A method for securely storing data D by means of a portable data carrier (20) on a terminal (10), wherein an attribute vector A and a master key MK are stored on the portable data carrier (20), the method comprising the following steps:

 deriving a key K from a predicate P and the master key MK by means of a key derivation function KDF, the predicate P being a Boolean function of the attribute vector A;

 encrypting the data D with the key K; and

 storing the encrypted data D together with the predicate P on the terminal (10).

2. The method of claim 1, wherein after encrypting the data D with the key K, the key K is destroyed.

3. The method of claim 1 or 2, wherein it is the master key MK is a global master key.

A method of accessing, by means of a portable data carrier (20), encrypted data D stored on a terminal (10) by a method according to claim 1, 2 or 3, the method comprising the steps of:

 extracting the predicate P from the encrypted data and the predicate P;

applying the predicate P to the attribute vector A; and if the attribute vector A satisfies the predicate P, deriving the key K from the predicate P and the master key MK by means of the keywords self-routing function KDF and decrypting the encrypted data D.

5. A method for the secure storage of data D by means of a portable data carrier (20) on a terminal (10), wherein on the portable data carrier (20) a predicate P and a master key MK are deposited, the method comprising the following steps :

 deriving a key K from an attribute vector A and the master key MK by means of a key derivation function KDF, the predicate P being a Boolean function of the attribute vector A;

 encrypting the data D with the key K; and

 storing the encrypted data D together with the attribute vector A on the terminal (10).

6. The method of claim 5, wherein after encrypting the data D with the key K, the key K is destroyed.

7. The method of claim 5 or 6, wherein it is the master key MK is a global master key.

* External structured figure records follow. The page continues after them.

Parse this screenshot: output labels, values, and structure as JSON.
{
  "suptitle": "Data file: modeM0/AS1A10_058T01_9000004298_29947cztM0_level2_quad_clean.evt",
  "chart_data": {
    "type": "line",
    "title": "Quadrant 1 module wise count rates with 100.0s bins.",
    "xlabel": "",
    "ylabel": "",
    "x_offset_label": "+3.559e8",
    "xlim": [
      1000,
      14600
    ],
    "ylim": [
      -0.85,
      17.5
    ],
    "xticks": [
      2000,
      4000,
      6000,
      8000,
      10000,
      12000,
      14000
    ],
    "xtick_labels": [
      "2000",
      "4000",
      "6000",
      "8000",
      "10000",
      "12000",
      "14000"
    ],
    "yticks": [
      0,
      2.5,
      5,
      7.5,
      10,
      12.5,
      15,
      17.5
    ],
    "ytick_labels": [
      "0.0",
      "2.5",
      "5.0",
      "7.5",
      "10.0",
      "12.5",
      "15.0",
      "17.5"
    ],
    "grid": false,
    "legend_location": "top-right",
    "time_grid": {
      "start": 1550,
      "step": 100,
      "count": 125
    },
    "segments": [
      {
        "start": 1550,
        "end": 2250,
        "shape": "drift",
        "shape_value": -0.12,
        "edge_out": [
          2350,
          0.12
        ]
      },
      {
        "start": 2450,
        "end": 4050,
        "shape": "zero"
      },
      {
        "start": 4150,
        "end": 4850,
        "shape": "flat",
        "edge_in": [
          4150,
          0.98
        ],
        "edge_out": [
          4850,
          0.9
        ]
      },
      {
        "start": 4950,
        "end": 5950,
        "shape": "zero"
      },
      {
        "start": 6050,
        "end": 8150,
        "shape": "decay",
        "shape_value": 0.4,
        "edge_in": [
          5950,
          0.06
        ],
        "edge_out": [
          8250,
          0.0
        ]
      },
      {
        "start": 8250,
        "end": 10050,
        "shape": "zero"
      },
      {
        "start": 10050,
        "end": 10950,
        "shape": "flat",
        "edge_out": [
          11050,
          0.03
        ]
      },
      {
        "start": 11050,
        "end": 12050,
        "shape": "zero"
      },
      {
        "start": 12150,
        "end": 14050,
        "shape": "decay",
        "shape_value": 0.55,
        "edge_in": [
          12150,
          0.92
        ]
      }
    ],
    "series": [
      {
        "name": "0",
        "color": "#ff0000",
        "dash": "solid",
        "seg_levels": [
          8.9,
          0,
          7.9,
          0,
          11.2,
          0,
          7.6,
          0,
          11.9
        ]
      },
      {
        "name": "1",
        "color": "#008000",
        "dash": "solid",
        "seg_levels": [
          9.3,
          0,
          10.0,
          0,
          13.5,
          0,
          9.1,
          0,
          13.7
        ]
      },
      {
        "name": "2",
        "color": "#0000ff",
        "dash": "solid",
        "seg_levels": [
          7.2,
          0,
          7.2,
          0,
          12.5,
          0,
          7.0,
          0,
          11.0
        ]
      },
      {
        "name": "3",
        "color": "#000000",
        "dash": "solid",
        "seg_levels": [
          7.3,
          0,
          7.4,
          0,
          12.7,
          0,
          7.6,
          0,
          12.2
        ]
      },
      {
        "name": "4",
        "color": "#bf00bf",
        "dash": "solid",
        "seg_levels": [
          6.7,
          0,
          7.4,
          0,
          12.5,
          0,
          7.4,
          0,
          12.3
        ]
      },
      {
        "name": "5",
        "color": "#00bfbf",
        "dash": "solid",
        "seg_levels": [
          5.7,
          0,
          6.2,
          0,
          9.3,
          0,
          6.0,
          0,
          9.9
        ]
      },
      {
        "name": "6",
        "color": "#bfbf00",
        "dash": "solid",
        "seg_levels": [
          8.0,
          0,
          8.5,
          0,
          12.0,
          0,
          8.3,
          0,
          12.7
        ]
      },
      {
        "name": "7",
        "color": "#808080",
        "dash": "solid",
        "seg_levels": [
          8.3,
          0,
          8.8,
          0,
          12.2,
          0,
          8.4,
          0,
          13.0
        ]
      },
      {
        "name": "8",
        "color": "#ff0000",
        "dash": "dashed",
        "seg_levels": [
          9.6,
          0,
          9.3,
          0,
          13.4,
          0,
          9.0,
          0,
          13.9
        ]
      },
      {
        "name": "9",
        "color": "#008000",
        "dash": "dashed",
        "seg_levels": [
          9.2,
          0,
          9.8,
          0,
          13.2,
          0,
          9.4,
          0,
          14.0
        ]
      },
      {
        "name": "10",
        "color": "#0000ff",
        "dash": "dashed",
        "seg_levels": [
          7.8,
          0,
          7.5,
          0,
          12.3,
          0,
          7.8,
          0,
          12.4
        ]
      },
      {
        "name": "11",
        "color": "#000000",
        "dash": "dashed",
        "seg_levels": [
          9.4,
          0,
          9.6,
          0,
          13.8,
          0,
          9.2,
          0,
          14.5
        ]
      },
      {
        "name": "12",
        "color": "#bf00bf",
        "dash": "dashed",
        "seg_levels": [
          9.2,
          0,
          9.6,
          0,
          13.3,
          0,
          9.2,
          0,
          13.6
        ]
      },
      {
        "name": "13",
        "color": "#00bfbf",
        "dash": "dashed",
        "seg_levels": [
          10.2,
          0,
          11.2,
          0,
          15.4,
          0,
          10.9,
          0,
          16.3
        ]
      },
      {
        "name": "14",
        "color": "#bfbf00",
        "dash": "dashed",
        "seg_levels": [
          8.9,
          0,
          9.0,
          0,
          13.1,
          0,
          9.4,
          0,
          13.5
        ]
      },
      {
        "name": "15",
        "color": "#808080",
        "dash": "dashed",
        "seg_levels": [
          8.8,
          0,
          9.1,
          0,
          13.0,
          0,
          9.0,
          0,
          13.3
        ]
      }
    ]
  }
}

A method of accessing, by means of a portable data carrier (20), encrypted data D stored on a terminal (10) by a method according to claim 5, 6 or 7, the method comprising the steps of:

 extracting the attribute vector A from the encrypted data

D and the attribute vector A;

applying the predicate P to the attribute vector A; and if the attribute vector A satisfies the predicate P, deriving the key K from the attribute vector A and the master key MK by means of the Key derivation function KDF and decrypting the encrypted data D.

A portable data carrier configured to store data D on a terminal in accordance with a method of any of claims 1 to 3 or 5 to 7 or to data D according to a method of claim 5 or 8 to access a terminal (10).

A terminal (10) adapted to receive data D according to a method of any one of claims 1 to 3 or 5 to 7 on the terminal

(10) or that data D is accessed on the terminal (10) according to a method of claim 5 or 8.